Just over 4,500 years ago a steep sided ditch, 9m deep, was cut around an area of grassland. Chalk was dug from the ground and piled outside the ditch to form a bank about 6 metres high. Possibly 200 years later, more than 170 sarsen stones were hauled into the enclosure and set upright in three circles and other arrangements.

Some of the sarsen stones were found close by, while others came from within two or three miles. From around 4,000 years ago until around 700 years ago, there were around 500 — 600 standing stones in the Avebury area, many more than there are now. Over time, stones were broken up for building material or buried (perhaps for religious reasons) leaving only 23 standing by 1900. In the 1930s, some of the buried stones were rediscovered and set upright, giving us the 74 we can see today in the landscape.

Nearby Silbury Hill stands just off the road from Avebury to Marlborough and dominates the landscape. It is the tallest artificial prehistoric earthen mound in the world, measuring 31m in height. Although significant information has been discovered about it only a small percentage of the mound has been physically examined. It remains one of prehistory’s great unanswered mysteries.

Several investigations are known to have taken place here since 1776 and indicate that the Hill was constructed in several phases. We know from plant remains that it was built on a grassy meadow rich with buttercups. Preserved under the mound were mosses, beetles, ants, seeds and snail shells too – sealed off from air and light when the first gravel and turfs were laid.

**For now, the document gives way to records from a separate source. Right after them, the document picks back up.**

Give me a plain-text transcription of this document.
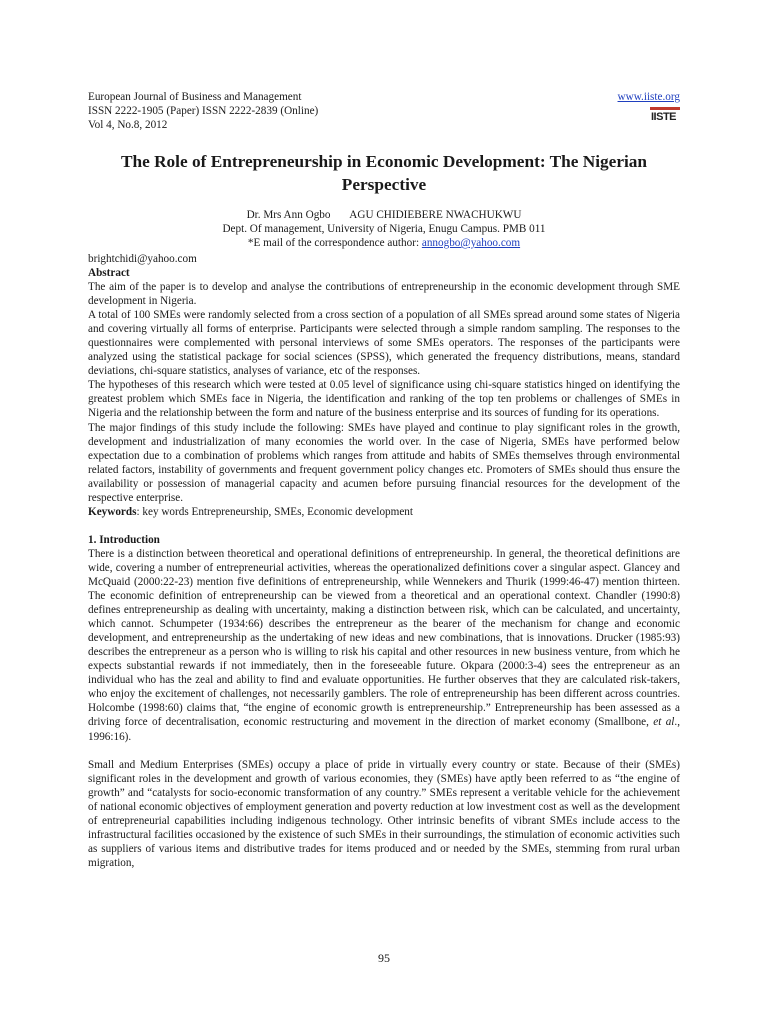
European Journal of Business and Management
ISSN 2222-1905 (Paper) ISSN 2222-2839 (Online)
Vol 4, No.8, 2012
www.iiste.org
IISTE
The Role of Entrepreneurship in Economic Development: The Nigerian Perspective
Dr. Mrs Ann Ogbo AGU CHIDIEBERE NWACHUKWU
Dept. Of management, University of Nigeria, Enugu Campus. PMB 011
*E mail of the correspondence author: annogbo@yahoo.com
brightchidi@yahoo.com

Abstract

The aim of the paper is to develop and analyse the contributions of entrepreneurship in the economic development through SME development in Nigeria.

A total of 100 SMEs were randomly selected from a cross section of a population of all SMEs spread around some states of Nigeria and covering virtually all forms of enterprise. Participants were selected through a simple random sampling. The responses to the questionnaires were complemented with personal interviews of some SMEs operators. The responses of the participants were analyzed using the statistical package for social sciences (SPSS), which generated the frequency distributions, means, standard deviations, chi-square statistics, analyses of variance, etc of the responses.

The hypotheses of this research which were tested at 0.05 level of significance using chi-square statistics hinged on identifying the greatest problem which SMEs face in Nigeria, the identification and ranking of the top ten problems or challenges of SMEs in Nigeria and the relationship between the form and nature of the business enterprise and its sources of funding for its operations.

The major findings of this study include the following: SMEs have played and continue to play significant roles in the growth, development and industrialization of many economies the world over. In the case of Nigeria, SMEs have performed below expectation due to a combination of problems which ranges from attitude and habits of SMEs themselves through environmental related factors, instability of governments and frequent government policy changes etc. Promoters of SMEs should thus ensure the availability or possession of managerial capacity and acumen before pursuing financial resources for the development of the respective enterprise.

Keywords: key words Entrepreneurship, SMEs, Economic development

1. Introduction

There is a distinction between theoretical and operational definitions of entrepreneurship. In general, the theoretical definitions are wide, covering a number of entrepreneurial activities, whereas the operationalized definitions cover a singular aspect. Glancey and McQuaid (2000:22-23) mention five definitions of entrepreneurship, while Wennekers and Thurik (1999:46-47) mention thirteen. The economic definition of entrepreneurship can be viewed from a theoretical and an operational context. Chandler (1990:8) defines entrepreneurship as dealing with uncertainty, making a distinction between risk, which can be calculated, and uncertainty, which cannot. Schumpeter (1934:66) describes the entrepreneur as the bearer of the mechanism for change and economic development, and entrepreneurship as the undertaking of new ideas and new combinations, that is innovations. Drucker (1985:93) describes the entrepreneur as a person who is willing to risk his capital and other resources in new business venture, from which he expects substantial rewards if not immediately, then in the foreseeable future. Okpara (2000:3-4) sees the entrepreneur as an individual who has the zeal and ability to find and evaluate opportunities. He further observes that they are calculated risk-takers, who enjoy the excitement of challenges, not necessarily gamblers. The role of entrepreneurship has been different across countries. Holcombe (1998:60) claims that, “the engine of economic growth is entrepreneurship.” Entrepreneurship has been assessed as a driving force of decentralisation, economic restructuring and movement in the direction of market economy (Smallbone, et al., 1996:16).

Small and Medium Enterprises (SMEs) occupy a place of pride in virtually every country or state. Because of their (SMEs) significant roles in the development and growth of various economies, they (SMEs) have aptly been referred to as “the engine of growth” and “catalysts for socio-economic transformation of any country.” SMEs represent a veritable vehicle for the achievement of national economic objectives of employment generation and poverty reduction at low investment cost as well as the development of entrepreneurial capabilities including indigenous technology. Other intrinsic benefits of vibrant SMEs include access to the infrastructural facilities occasioned by the existence of such SMEs in their surroundings, the stimulation of economic activities such as suppliers of various items and distributive trades for items produced and or needed by the SMEs, stemming from rural urban migration,

95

Don’t climb Silbury Hill – it is too fragile and has been closed to visitors since 1974. The tracks you can see from the road are sheep trails. People climbing the monument cause erosion, damage archaeology and threaten the flora and fauna protected by Silbury Hill’s status as a Site of Special Scientific Interest.

Around Avebury and Silbury Hill are several avenues of standing stones (leading to The Sanctuary, to Beckhampton) and the remains of enormous wooden palisades at West Kennett, containing remains of food waste, pottery and worked flint.

The burial mounds you can see all over the local hills and fields were used many times over, both for burials and cremations. Other graves were covered by flat sarsen stones or dug alongside the standing stones at Avebury.